Inhibition of Th2 responses by secreted components of a common farm bacterium

PROJECT SUMMARY/ABSTRACT Asthma is a chronic inflammatory disease affecting an estimated 339 million people worldwide and is characterized by wheezing, shortness of breath, and inefficient gas exchange 2. The prevalence of asthma has increased dramatically in industrialized nations over the past half-century; however, microbial exposures within

these nations appear to be protective against asthma development. Multiple studies have found that children exposed to a farm environment early in life have a reduced prevalence of asthma at school age as compared to their non-farming counterparts 3-6. This “farm effect” has been validated across decades, countries, and

ethnic groups 7-10; however, the means by which microbial exposure leads to an anti-asthmatic phenotype remain unclear. Current studies from both mice and humans suggest that Amish house dust 9, 11 as well as microbial products in farm dust can protect from development of asthma. Endotoxin 10, 12-16 and the farm shed

associated-bacterium Acinetobacter lwoffii 17 can render the neonatal immune system refractory to allergic stimuli. However, the therapeutic capacity of these agents is limited by potential off-target inflammatory consequences such as acute lung injury for endotoxin and opportunistic infection for A. lwoffii. Therefore, there

is a need to isolate farm-associated microbial products that inhibit allergic inflammation while not inducing other, deleterious inflammatory events. Our collaborator has that found that exopolysaccharide (EPS) from the common hay bacillus B. subtilis can limit inflammation in several mouse models including enteric infection 18, 19

and systemic Staphylococcus aureus infection 20. I now present data that treatment of house dust mite (HDM)- sensitized mice with EPS prevents allergic sequelae such as airway goblet cell hyperplasia, lung eosinophilia, and lung Th2 accumulation. EPS also inhibited generation of GATA3-expressing Tregs, which have been

recently implicated in exacerbating allergic inflammation 21, 22. Notably, EPS alone does not cause inflammation or lung injury in the absence of an inflammatory signal such as HDM, making is a much safer alternative for suppression of allergic inflammation. I have also found that EPS changes DC lung composition as early as 24

hours after co-exposure with HDM. These data clearly demonstrate an effect of EPS on innate immune cells, yet the mechanisms by which EPS acts to suppress allergic inflammation are unknown.

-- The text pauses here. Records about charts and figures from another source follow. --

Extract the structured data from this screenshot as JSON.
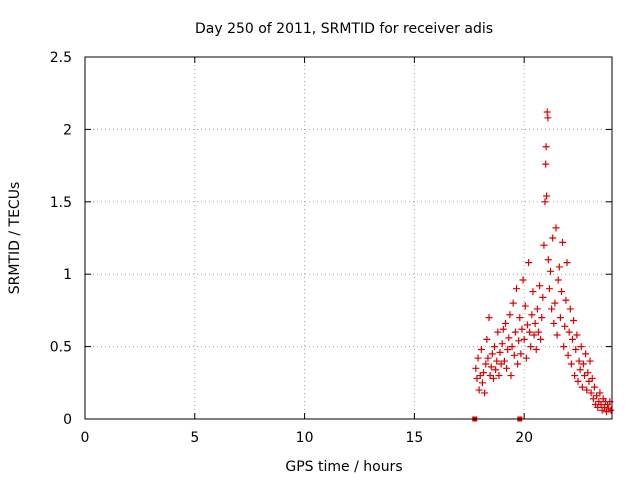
{
  "colors": {
    "series": "#e00000",
    "grid": "#a0a0a0",
    "axis": "#000000"
  },
  "chart_data": {
    "type": "scatter",
    "title": "Day 250 of 2011, SRMTID for receiver adis",
    "xlabel": "GPS time / hours",
    "ylabel": "SRMTID / TECUs",
    "xlim": [
      0,
      24
    ],
    "ylim": [
      0,
      2.5
    ],
    "x_ticks": [
      0,
      5,
      10,
      15,
      20
    ],
    "x_tick_labels": [
      "0",
      "5",
      "10",
      "15",
      "20"
    ],
    "y_ticks": [
      0,
      0.5,
      1,
      1.5,
      2,
      2.5
    ],
    "y_tick_labels": [
      "0",
      "0.5",
      "1",
      "1.5",
      "2",
      "2.5"
    ],
    "grid": true,
    "marker": "+",
    "series": [
      {
        "name": "SRMTID",
        "points": [
          [
            17.8,
            0.35
          ],
          [
            17.85,
            0.28
          ],
          [
            17.9,
            0.42
          ],
          [
            17.95,
            0.2
          ],
          [
            18.0,
            0.3
          ],
          [
            18.05,
            0.48
          ],
          [
            18.1,
            0.25
          ],
          [
            18.15,
            0.32
          ],
          [
            18.2,
            0.18
          ],
          [
            18.25,
            0.38
          ],
          [
            18.3,
            0.55
          ],
          [
            18.35,
            0.42
          ],
          [
            18.4,
            0.7
          ],
          [
            18.45,
            0.3
          ],
          [
            18.5,
            0.36
          ],
          [
            18.55,
            0.45
          ],
          [
            18.6,
            0.28
          ],
          [
            18.65,
            0.5
          ],
          [
            18.7,
            0.34
          ],
          [
            18.75,
            0.4
          ],
          [
            18.8,
            0.6
          ],
          [
            18.85,
            0.3
          ],
          [
            18.9,
            0.46
          ],
          [
            18.95,
            0.38
          ],
          [
            19.0,
            0.52
          ],
          [
            19.05,
            0.62
          ],
          [
            19.1,
            0.4
          ],
          [
            19.15,
            0.66
          ],
          [
            19.2,
            0.35
          ],
          [
            19.25,
            0.48
          ],
          [
            19.3,
            0.56
          ],
          [
            19.35,
            0.72
          ],
          [
            19.4,
            0.3
          ],
          [
            19.45,
            0.5
          ],
          [
            19.5,
            0.8
          ],
          [
            19.55,
            0.44
          ],
          [
            19.6,
            0.6
          ],
          [
            19.65,
            0.9
          ],
          [
            19.7,
            0.38
          ],
          [
            19.75,
            0.54
          ],
          [
            19.8,
            0.7
          ],
          [
            19.85,
            0.45
          ],
          [
            19.9,
            0.62
          ],
          [
            19.95,
            0.96
          ],
          [
            20.0,
            0.55
          ],
          [
            20.05,
            0.78
          ],
          [
            20.1,
            0.42
          ],
          [
            20.15,
            0.65
          ],
          [
            20.2,
            1.08
          ],
          [
            20.25,
            0.6
          ],
          [
            20.3,
            0.5
          ],
          [
            20.35,
            0.72
          ],
          [
            20.4,
            0.88
          ],
          [
            20.45,
            0.58
          ],
          [
            20.5,
            0.66
          ],
          [
            20.55,
            0.48
          ],
          [
            20.6,
            0.76
          ],
          [
            20.65,
            0.6
          ],
          [
            20.7,
            0.92
          ],
          [
            20.75,
            0.55
          ],
          [
            20.8,
            0.7
          ],
          [
            20.85,
            0.84
          ],
          [
            20.9,
            1.2
          ],
          [
            20.95,
            1.5
          ],
          [
            20.98,
            1.76
          ],
          [
            21.0,
            1.88
          ],
          [
            21.02,
            1.54
          ],
          [
            21.05,
            2.12
          ],
          [
            21.08,
            2.08
          ],
          [
            21.1,
            1.1
          ],
          [
            21.15,
            0.9
          ],
          [
            21.2,
            1.02
          ],
          [
            21.25,
            0.76
          ],
          [
            21.3,
            1.25
          ],
          [
            21.35,
            0.66
          ],
          [
            21.4,
            0.8
          ],
          [
            21.45,
            1.32
          ],
          [
            21.5,
            0.58
          ],
          [
            21.55,
            0.96
          ],
          [
            21.6,
            1.05
          ],
          [
            21.65,
            0.7
          ],
          [
            21.7,
            0.88
          ],
          [
            21.75,
            1.22
          ],
          [
            21.8,
            0.5
          ],
          [
            21.85,
            0.64
          ],
          [
            21.9,
            0.82
          ],
          [
            21.95,
            1.08
          ],
          [
            22.0,
            0.44
          ],
          [
            22.05,
            0.6
          ],
          [
            22.1,
            0.76
          ],
          [
            22.15,
            0.38
          ],
          [
            22.2,
            0.55
          ],
          [
            22.25,
            0.68
          ],
          [
            22.3,
            0.3
          ],
          [
            22.35,
            0.48
          ],
          [
            22.4,
            0.58
          ],
          [
            22.45,
            0.26
          ],
          [
            22.5,
            0.4
          ],
          [
            22.55,
            0.34
          ],
          [
            22.6,
            0.5
          ],
          [
            22.65,
            0.22
          ],
          [
            22.7,
            0.38
          ],
          [
            22.75,
            0.3
          ],
          [
            22.8,
            0.45
          ],
          [
            22.85,
            0.2
          ],
          [
            22.9,
            0.32
          ],
          [
            22.95,
            0.26
          ],
          [
            23.0,
            0.4
          ],
          [
            23.05,
            0.18
          ],
          [
            23.1,
            0.28
          ],
          [
            23.15,
            0.14
          ],
          [
            23.2,
            0.22
          ],
          [
            23.25,
            0.1
          ],
          [
            23.3,
            0.16
          ],
          [
            23.35,
            0.08
          ],
          [
            23.4,
            0.12
          ],
          [
            23.45,
            0.18
          ],
          [
            23.5,
            0.1
          ],
          [
            23.55,
            0.06
          ],
          [
            23.6,
            0.14
          ],
          [
            23.65,
            0.08
          ],
          [
            23.7,
            0.12
          ],
          [
            23.75,
            0.05
          ],
          [
            23.8,
            0.1
          ],
          [
            23.85,
            0.07
          ],
          [
            23.9,
            0.12
          ],
          [
            23.95,
            0.06
          ]
        ]
      },
      {
        "name": "zero-markers",
        "marker": "square",
        "points": [
          [
            17.75,
            0.0
          ],
          [
            19.8,
            0.0
          ]
        ]
      }
    ]
  }
}
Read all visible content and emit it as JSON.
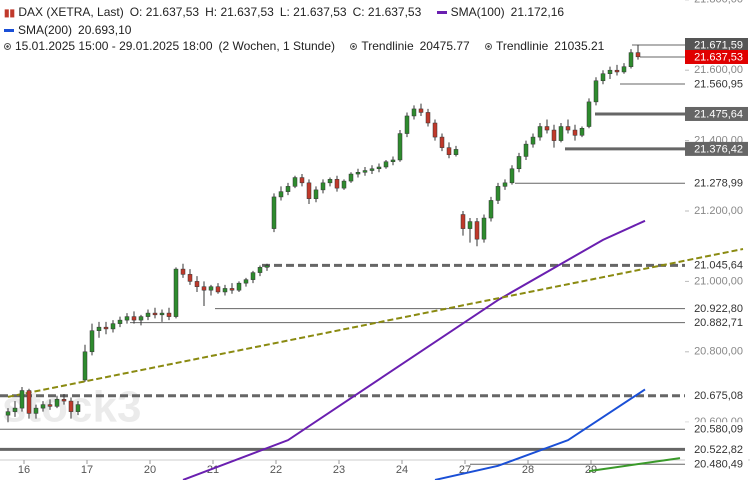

The overall hypothesis of this project is that EPS inhibits allergic inflammation by interfering with innate cell activation and

the generation of pathogenic pro-type 2 adaptive cells. To address my hypothesis, I propose to 1) determine how EPS impacts the lung innate cell repertoire and 2) determine the role of EPS in suppressing pro-allergenic T cells. Understanding how microbial products such as EPS inhibit the generation of inflammation will provide

valuable insight into the pathogenesis of type 2 responses. Furthermore, the work in this proposal will uncover alternative targets for preventing or treating allergic asthma, and thus has potential therapeutic impact.